During her senior year of high school, Sky Bela, ‘22, boarded a plane from her home state of Texas to Pennsylvania to participate in Lehigh’s annual Diversity Life Weekend (D-Life).
Every year, Lehigh Admissions flies over 100 accepted students from diverse backgrounds to spend a weekend on campus in order to showcase the Lehigh experience and encourage diverse enrollment.
Over the course of the weekend, Bela and other participants interacted with students of color and visited inclusive spaces like Lehigh’s Pride Center and Multicultural Center. Bela left the weekend feeling that her lesbian and Mexican identities would not only be accepted, but celebrated at Lehigh.
“The consensus was that Lehigh welcomed you with open arms, and then I got here and that wasn’t the case,” she said.
Programs like D-Life and the Diversity Achievers Program are doing important work in attempting to diversify a historically white, straight campus. But are they selling a Lehigh experience that doesn’t exist?
Bela, who fears holding hands with her girlfriend on campus, is regularly dismissed as aggressive for voicing concerns about her Lehigh experience. Bela feels exploited by Lehigh’s administration and views her experience as a far cry from the image sold to her on that April weekend years ago.
“Seeing Lehigh up close and personal, it’s a very different picture of what they portray when you’re applying here,” Bela said.
Reflecting on her D-Life and Lehigh experience, Bela said she thinks the university exploits its students’ identities in order to appear more diverse and, ultimately, make more money.
“They say that they’re really welcoming and they’re really willing to listen to queer and transgender students when that’s really not the case,” Bela said.
Bela said when Lehigh tries to approach BIPOC needs and concerns on campus, the university often uses a diversity panel, but turns to the same student voices every time. According to Bela, these voices almost always belong to cisgendered, straight men, which leave out the QTPOC (queer, transgender, person of color) experience.
Bela said when QTPOC try to voice their concerns to the administration, they are often pushed aside or directed towards the Pride Center as evidence of inclusion. But the Pride Center is not a one-size-fits-all solution for LGBTQ+ inclusion on campus.
“I love the Pride Center, but they’re very white,” Bela said. “They don’t understand QTPOC experiences.”
Bela co-founded OSTEM (Out in Science, Technology Engineering and Math) to create a space for QTPOC like herself to feel seen and heard.
There is also a difference between resources available and campus culture.

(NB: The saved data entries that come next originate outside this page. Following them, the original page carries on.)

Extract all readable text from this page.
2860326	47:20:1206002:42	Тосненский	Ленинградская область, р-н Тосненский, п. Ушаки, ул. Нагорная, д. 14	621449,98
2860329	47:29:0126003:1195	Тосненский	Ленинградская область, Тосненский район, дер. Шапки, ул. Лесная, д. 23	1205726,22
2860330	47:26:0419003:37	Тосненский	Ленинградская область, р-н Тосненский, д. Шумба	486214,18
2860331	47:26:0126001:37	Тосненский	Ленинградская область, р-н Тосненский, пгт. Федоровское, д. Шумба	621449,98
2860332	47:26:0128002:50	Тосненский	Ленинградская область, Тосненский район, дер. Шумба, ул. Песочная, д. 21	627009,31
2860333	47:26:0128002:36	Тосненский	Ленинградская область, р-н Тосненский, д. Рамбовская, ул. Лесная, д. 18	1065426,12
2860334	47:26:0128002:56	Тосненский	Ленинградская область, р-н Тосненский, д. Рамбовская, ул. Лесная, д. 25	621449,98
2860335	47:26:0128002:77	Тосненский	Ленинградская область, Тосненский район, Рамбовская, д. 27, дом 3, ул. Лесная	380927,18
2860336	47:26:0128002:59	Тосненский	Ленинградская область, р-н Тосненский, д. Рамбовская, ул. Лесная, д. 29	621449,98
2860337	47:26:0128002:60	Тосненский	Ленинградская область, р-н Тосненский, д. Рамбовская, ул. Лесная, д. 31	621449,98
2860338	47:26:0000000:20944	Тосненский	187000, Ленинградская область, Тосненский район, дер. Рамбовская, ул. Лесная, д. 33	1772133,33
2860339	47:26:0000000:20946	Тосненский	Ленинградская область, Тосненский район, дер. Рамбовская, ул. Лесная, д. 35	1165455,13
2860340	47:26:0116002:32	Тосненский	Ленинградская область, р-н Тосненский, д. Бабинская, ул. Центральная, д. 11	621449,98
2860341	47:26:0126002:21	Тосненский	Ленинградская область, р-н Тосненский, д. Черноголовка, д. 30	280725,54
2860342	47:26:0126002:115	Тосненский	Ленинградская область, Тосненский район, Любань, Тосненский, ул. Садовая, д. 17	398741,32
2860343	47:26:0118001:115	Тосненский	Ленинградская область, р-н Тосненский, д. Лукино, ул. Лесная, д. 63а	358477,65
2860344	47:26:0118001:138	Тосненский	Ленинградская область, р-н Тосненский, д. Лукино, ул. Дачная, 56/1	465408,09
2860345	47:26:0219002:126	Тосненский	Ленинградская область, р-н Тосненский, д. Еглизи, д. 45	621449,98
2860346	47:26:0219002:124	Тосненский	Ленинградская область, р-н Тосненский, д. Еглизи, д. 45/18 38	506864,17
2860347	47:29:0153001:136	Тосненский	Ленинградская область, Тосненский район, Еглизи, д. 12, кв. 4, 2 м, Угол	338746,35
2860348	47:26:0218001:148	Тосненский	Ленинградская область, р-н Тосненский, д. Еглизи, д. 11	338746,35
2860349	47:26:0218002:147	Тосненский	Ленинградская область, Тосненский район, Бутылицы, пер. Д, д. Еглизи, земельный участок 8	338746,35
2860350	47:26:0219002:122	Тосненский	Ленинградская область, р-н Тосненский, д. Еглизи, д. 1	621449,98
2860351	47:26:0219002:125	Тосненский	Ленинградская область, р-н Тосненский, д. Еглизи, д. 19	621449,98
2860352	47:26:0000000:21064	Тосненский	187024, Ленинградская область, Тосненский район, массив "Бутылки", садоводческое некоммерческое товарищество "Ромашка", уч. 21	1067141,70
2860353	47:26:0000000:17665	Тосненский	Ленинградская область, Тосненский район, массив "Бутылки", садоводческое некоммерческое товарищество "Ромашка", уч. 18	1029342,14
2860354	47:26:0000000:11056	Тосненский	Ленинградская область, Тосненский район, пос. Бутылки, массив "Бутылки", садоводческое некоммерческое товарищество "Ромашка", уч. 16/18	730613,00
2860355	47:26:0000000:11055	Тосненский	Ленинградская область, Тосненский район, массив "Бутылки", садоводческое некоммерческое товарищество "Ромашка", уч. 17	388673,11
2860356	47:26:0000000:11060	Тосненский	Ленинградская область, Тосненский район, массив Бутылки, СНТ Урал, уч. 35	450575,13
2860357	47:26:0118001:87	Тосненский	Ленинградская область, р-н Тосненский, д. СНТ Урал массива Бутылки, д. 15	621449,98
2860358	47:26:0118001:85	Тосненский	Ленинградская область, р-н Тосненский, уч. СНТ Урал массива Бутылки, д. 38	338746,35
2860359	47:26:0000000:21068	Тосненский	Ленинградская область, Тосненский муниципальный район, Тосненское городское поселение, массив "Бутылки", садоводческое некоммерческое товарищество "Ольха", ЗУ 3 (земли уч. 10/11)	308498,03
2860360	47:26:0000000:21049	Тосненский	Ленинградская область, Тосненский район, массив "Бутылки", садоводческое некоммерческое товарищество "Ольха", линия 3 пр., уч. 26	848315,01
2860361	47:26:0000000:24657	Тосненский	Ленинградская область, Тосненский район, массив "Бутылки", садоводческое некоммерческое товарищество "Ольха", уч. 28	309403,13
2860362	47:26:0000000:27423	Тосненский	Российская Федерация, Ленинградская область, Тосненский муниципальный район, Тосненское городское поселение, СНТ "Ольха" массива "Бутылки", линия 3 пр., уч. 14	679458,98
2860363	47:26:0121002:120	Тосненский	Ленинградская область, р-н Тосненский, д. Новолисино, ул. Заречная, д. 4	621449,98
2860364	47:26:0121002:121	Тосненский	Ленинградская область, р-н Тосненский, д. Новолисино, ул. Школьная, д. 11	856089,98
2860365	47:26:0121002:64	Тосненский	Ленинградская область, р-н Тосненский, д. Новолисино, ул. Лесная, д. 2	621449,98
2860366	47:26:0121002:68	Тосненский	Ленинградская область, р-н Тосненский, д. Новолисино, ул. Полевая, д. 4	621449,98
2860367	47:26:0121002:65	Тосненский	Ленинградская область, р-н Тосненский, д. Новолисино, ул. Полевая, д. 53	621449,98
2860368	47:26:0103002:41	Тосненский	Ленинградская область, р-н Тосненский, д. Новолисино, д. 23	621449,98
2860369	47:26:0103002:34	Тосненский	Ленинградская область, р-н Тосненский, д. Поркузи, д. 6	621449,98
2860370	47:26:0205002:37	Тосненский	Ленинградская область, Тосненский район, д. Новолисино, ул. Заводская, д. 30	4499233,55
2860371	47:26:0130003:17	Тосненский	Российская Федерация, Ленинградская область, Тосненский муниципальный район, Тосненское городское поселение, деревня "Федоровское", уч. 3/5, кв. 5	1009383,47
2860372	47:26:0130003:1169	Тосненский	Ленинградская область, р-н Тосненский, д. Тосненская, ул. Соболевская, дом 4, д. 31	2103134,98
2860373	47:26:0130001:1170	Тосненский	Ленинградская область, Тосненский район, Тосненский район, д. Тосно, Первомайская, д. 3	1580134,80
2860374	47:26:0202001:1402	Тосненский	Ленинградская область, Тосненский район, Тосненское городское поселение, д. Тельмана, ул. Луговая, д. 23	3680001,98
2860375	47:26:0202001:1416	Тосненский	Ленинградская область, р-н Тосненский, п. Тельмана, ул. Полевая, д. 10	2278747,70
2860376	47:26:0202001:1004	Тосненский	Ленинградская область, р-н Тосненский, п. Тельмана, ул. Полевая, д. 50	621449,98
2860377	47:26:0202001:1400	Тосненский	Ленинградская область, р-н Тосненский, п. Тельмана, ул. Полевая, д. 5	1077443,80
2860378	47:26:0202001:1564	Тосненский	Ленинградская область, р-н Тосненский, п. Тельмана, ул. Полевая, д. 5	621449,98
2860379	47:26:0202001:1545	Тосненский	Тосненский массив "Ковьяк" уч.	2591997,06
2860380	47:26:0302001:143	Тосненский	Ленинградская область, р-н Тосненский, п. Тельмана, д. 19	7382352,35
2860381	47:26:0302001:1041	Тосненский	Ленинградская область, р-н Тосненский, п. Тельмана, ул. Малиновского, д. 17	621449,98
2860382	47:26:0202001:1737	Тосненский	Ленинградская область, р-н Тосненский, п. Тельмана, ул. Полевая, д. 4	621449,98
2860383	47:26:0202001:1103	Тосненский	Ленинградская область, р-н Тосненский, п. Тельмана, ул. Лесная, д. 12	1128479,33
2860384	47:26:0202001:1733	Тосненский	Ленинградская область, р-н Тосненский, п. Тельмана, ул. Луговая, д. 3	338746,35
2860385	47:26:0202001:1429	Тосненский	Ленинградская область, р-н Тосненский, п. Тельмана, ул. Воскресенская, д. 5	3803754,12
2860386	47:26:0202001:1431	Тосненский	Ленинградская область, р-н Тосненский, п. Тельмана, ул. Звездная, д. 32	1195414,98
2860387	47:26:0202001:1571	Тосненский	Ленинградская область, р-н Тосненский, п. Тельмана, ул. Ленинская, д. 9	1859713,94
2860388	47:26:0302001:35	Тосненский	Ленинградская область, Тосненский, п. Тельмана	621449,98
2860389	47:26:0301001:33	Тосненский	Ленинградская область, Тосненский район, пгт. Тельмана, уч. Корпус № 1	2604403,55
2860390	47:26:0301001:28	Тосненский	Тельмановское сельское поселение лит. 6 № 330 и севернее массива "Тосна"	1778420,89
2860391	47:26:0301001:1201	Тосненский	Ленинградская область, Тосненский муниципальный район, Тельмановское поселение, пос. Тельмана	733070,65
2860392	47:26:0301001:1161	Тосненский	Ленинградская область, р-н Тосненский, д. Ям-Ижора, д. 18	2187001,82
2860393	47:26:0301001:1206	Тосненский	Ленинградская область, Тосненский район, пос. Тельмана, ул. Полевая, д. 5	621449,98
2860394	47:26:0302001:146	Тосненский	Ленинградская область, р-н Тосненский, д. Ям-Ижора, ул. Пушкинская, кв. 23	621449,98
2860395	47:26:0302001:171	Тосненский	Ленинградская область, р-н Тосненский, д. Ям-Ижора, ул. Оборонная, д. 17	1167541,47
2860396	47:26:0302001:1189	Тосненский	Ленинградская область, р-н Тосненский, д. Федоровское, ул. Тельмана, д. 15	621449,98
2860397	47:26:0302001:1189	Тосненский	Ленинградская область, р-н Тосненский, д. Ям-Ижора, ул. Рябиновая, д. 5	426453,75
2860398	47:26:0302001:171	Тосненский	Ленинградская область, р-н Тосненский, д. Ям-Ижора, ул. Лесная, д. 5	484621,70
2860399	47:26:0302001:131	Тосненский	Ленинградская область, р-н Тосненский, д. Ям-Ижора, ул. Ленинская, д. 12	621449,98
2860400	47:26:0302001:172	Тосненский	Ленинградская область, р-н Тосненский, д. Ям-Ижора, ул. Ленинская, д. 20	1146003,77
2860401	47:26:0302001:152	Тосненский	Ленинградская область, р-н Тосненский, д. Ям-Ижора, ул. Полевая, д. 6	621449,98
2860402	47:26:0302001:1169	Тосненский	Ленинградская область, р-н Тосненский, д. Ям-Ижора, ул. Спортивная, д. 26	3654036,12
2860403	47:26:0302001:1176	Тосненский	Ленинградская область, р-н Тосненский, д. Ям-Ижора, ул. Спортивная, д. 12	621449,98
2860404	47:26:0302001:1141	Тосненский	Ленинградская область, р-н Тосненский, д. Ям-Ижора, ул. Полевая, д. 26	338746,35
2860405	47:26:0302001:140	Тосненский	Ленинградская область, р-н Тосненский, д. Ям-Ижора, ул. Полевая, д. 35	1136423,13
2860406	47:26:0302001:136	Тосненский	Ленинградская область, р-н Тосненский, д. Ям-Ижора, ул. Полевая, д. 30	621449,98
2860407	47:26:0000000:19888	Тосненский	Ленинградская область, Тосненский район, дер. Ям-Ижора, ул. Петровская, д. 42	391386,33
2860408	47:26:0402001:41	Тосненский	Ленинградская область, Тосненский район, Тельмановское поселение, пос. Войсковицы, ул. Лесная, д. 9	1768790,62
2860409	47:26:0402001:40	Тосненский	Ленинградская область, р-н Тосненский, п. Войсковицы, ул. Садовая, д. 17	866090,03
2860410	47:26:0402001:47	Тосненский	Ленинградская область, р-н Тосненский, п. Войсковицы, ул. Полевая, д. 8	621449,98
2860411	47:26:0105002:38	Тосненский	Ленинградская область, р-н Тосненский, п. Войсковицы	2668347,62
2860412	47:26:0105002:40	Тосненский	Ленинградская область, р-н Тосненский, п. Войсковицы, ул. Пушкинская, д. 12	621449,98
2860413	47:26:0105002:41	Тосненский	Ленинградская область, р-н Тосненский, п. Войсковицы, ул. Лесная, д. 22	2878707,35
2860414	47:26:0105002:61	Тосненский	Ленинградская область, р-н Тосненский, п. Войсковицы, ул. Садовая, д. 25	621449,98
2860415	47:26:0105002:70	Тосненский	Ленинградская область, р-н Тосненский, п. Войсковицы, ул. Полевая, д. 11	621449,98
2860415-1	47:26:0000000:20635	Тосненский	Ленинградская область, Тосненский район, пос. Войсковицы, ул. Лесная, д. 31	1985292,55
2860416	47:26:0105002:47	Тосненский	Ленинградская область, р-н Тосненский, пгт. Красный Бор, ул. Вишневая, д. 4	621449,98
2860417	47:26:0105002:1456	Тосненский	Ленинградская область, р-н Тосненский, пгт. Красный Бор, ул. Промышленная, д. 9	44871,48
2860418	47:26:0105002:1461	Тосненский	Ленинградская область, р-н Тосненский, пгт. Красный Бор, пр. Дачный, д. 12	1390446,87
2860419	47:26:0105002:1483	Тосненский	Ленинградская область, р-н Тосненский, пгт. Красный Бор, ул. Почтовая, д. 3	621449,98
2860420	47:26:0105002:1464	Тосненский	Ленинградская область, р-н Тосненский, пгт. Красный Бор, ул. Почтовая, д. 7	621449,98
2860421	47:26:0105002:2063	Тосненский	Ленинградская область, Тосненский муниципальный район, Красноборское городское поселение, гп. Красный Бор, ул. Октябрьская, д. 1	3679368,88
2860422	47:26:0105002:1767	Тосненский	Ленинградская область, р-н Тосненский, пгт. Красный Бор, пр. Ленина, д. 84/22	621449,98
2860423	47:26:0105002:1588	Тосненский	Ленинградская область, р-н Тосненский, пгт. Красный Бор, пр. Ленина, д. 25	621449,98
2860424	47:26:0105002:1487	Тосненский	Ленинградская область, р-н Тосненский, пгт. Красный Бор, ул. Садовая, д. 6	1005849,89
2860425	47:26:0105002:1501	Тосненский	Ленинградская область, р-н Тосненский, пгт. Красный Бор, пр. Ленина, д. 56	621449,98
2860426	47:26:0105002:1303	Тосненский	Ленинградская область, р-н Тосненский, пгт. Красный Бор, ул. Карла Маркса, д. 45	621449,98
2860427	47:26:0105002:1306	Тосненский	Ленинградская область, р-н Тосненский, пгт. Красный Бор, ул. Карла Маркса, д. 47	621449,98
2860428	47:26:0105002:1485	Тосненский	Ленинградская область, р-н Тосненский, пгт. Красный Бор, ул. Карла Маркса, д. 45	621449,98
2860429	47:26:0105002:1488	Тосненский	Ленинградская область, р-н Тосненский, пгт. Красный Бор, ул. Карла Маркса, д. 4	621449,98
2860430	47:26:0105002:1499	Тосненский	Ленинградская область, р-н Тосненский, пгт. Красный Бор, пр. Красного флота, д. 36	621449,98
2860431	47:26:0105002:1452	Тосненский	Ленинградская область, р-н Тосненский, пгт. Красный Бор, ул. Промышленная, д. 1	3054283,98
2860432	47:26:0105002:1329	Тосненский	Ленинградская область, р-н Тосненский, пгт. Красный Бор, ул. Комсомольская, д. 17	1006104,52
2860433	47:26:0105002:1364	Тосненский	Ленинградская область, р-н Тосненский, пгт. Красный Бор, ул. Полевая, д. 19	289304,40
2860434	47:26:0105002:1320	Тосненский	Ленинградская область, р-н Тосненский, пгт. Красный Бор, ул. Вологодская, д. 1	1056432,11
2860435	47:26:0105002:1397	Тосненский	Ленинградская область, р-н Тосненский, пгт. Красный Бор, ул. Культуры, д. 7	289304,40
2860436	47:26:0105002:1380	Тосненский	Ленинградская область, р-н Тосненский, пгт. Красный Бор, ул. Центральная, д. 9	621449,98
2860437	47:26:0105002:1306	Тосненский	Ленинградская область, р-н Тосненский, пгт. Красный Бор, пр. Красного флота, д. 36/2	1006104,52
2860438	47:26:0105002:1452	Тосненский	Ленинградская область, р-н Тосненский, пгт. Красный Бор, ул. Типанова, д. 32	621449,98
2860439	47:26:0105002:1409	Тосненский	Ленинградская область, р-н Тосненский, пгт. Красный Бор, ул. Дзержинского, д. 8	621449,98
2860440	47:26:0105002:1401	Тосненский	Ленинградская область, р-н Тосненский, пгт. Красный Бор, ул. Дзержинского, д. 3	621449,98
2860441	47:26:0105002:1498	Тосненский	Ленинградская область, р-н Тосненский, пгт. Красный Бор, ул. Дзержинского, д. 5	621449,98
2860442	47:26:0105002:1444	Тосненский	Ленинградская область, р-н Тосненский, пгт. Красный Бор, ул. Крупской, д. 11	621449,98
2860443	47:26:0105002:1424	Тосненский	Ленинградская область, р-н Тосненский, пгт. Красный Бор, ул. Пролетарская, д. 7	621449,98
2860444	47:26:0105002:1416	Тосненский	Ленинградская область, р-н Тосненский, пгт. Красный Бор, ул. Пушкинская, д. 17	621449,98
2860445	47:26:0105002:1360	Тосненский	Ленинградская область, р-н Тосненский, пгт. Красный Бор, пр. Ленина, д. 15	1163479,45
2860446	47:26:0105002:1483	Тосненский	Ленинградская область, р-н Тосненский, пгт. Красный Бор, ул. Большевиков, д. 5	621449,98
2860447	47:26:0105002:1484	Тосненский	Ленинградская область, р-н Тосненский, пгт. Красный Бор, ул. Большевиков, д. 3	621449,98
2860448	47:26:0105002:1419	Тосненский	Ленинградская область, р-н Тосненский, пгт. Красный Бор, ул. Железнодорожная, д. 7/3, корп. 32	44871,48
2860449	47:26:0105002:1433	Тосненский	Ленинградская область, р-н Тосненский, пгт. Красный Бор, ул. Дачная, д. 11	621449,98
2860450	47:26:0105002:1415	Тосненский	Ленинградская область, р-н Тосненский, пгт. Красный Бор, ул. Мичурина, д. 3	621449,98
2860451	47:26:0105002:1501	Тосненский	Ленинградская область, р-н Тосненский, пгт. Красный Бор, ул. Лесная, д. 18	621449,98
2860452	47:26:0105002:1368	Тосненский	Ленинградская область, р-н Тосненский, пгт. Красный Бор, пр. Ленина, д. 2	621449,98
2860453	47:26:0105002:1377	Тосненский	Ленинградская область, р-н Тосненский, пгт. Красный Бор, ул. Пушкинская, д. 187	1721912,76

Bela said Lehigh is quick to point out how various groups and spaces exist to support marginalized communities on campus. However, Lehigh is not willing to address how the institution itself may contribute to the need for these spaces.
“(Lehigh) recognizes that we have all of these inclusive spaces, but they don’t recognize that they are part of the problem, or (that) they’re the reason why these spaces need to exist,” Bela said.
According to Bela, Lehigh policies such as academic probation and criminalization of marijuana use, despite Bethlehem’s recent decriminalization, disproportionately affect students of color and thereby QTPOC. She said that Lehigh needs to address homophobia, transphobia and its racist policies.
Bela has dealt with racism and homophobia both in and outside of Lehigh’s LGBTQ+ community.
When Bela does raise concerns about racism, homophobia or transphobia at Lehigh to her peers, she said she is often dismissed as “aggressive” or “mean.”
This defensiveness when a person is confronted with their own racism is often referred to as “white fragility” and can end important dialogues before they even begin.
Bela said it’s important to identify your privileges so that you can use them to help others.
“If you consider yourself an ally, that’s your job,” she said. “You have to recognize your privileges and recognize how they can benefit other people.”
Approaching the end of her time at Lehigh, Bela said she has met some incredible people and made many good memories, but that is not the whole story.
“I can’t hide the very negative effects that Lehigh has had on me or the people that I love,” she said.